Philip Hammond has commited to fund £500,000 of investment in a future 5G mobile network and artificial intelligence. Explore more about Britain’s revolution in future cutting-edge technology and innovation with Cashfloat.
- What 5G is
- The potential use of 5G
- What artificial intelligence (AI) is and its uses
- Whether £500m is enough funding – lack of past investment; the time-scale for deployment;
In this article, your lender for loans without a guarantor examines this issue in depth. We explore the importance of both a 5G network and artificial intelligence – their uses and benefits to consumers, businesses and the country as a whole. We also look at how experts reacted to his announcement. Is half a billion pounds enough?
What is 5G?
UK mobile data use has grown dramatically over the past five years. In 2015 alone, it showed a 74% increase. This is mainly due to people’s growing use of apps and streaming services. The worry is whether the existing 4G will be able to take the strain.

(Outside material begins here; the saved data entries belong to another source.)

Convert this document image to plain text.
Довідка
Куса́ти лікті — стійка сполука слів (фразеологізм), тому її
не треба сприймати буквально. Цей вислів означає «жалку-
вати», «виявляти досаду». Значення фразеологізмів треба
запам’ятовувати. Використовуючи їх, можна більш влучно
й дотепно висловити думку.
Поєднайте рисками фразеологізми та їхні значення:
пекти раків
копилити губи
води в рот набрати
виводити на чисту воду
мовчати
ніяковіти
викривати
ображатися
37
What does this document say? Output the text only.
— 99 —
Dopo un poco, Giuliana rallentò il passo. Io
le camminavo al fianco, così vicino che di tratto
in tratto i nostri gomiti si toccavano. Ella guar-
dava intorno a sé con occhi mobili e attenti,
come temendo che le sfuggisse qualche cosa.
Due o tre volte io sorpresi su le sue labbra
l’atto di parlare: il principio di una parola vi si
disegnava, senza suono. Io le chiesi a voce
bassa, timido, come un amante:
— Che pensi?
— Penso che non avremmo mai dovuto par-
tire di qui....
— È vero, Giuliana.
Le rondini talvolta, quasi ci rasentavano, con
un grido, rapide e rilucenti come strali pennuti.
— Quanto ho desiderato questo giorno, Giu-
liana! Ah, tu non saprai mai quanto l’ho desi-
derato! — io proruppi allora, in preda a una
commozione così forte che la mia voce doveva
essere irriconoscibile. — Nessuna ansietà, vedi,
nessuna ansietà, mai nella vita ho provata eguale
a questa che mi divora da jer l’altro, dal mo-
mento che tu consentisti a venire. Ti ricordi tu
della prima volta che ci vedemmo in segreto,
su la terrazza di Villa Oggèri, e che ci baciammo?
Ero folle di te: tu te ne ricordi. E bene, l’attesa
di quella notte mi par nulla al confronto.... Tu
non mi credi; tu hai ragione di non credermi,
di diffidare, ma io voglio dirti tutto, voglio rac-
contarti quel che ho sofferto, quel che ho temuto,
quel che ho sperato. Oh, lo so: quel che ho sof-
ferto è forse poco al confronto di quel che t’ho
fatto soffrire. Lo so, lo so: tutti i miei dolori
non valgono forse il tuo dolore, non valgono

5G is the next generation of mobile networks. It’s able to cope with more data, more devices and at new levels of reliability. By pooling bandwidth, operators can ensure seamless connectivity and at greater speeds. A 5G mobile network can reach average speeds of 100Mbps although there’s the potential for it to offer even faster speeds depending on the device and the connection.
The Potential Uses of 5G
5G would be able to benefit all sectors of British society. New applications with augmented reality and driverless vehicles will all be impossible without 5G. All the gadgets with web connectivity at the heart of the Internet of all things (IoT) will also need a better mobile network.
It’s been estimated that there’s a new tech start-up funded every hour in the UK. 5G would allow these businesses to invest in innovations and be at the forefront of the new technological revolution.
Regarding the UK economy, O2 mobile research has predicted that 5G will contribute an additional £7 billion to the UK economy every year by 2026.
What is Artificial Intelligence & What are its Uses?
Very simplistically, artificial intelligence (AI) is the development of systems which think and work like humans.
AI is still in its infancy. At the moment, its use has been imagined concerning how it’ll help the industry. By automating mundane and repetitive jobs, it’s predicted that it will increase productivity, produce better-quality products and at a lower cost. As a result, cheaper products will help consumers and lead to an increase in real wages. In turn, this may help individuals to avoid very bad credit loans.
For the economy, it’s forecast that AI will add £232 billion to the UK’s GDP by 2030.
Is £500m Enough in Funding?
Half a billion sounds an impressive sum of money but technological developments are notoriously expensive so is it enough? Let’s look at some of the factors we should take into consideration.
Lack of Past Investment
The Time-Scale for Deployment
With world-class research universities, a broad spectrum of skills and flexible capital market, the UK has all the elements in place to make a valuable contribution to the tech-digital revolution. However, is it living up to its promise?
BT (with 32% of the market share of mobile services) has been criticised by MPs for its past failures to use some of its profits to invest in broadband infrastructure. The UK now ranks in 54th place for LTE connections and the average Briton is only able to access 4G 53% of the time.
By contrast, a report by Tech City UK in March 2017 showed that the funding for tech start-ups in 2016 was worth £36.8 billion – more than any other European country.
For AI developments the situation is less optimistic. The Organisation for Economic Cooperation & Development reported that the UK had long been in decline for scientific research. In its Science, Technology & Industry Scoreboard, the UK had 1.9% of all AI-related patent applications (2010-15). 70% of all such applications were from Japan, Korea, Taiwan and China.
Another problem leading from the lack of past funding is the timescale we’re considering. How soon are we going to see a return on this investment?
BT’s EE is expected to start trials of 5G services in London in 2018. They will then launch first services in 2019 followed by full deployment in 2020.
Because of this delay, some experts have suggested that an easier, quicker and less costly option would be the creation of a shared communications spectrum like the CBRS alliance in the US. This would expand coverage and bridge mobile dead-zones across the whole country.
For AI research and development, the delay will be even longer since the UK lacks trained personnel in this highly-specialised area. Part of the government’s funding will go towards funding 200 PhD students each year. However, it could be years before they enter the workplace.
Conclusion – Mobile Network Technology Break Through
Industry experts welcomed the Chancellor of the Exchequer’s announcement but with reservations. The general view was that this was a good start but that more needed to be done. Mark Evans (CEO of O2) said that greater collaboration between operators, the government and local authorities was necessary to make 5G a reality. Some also voiced concerns that a better mobile network should offer secure communications and that Britons’ privacy should be protected.
AI experts said that any funding was welcome as it put the issue in the public eye. However, they felt it wasn’t enough. Compared to the hundreds of millions being poured into Google’s Deep Mind AI program, the state funding seems negligible.
Seeing as the UK is already behind other countries, more money is needed to close this gap. As the birthplace of the first Industrial Revolution, being left behind in this latest revolution is unthinkable.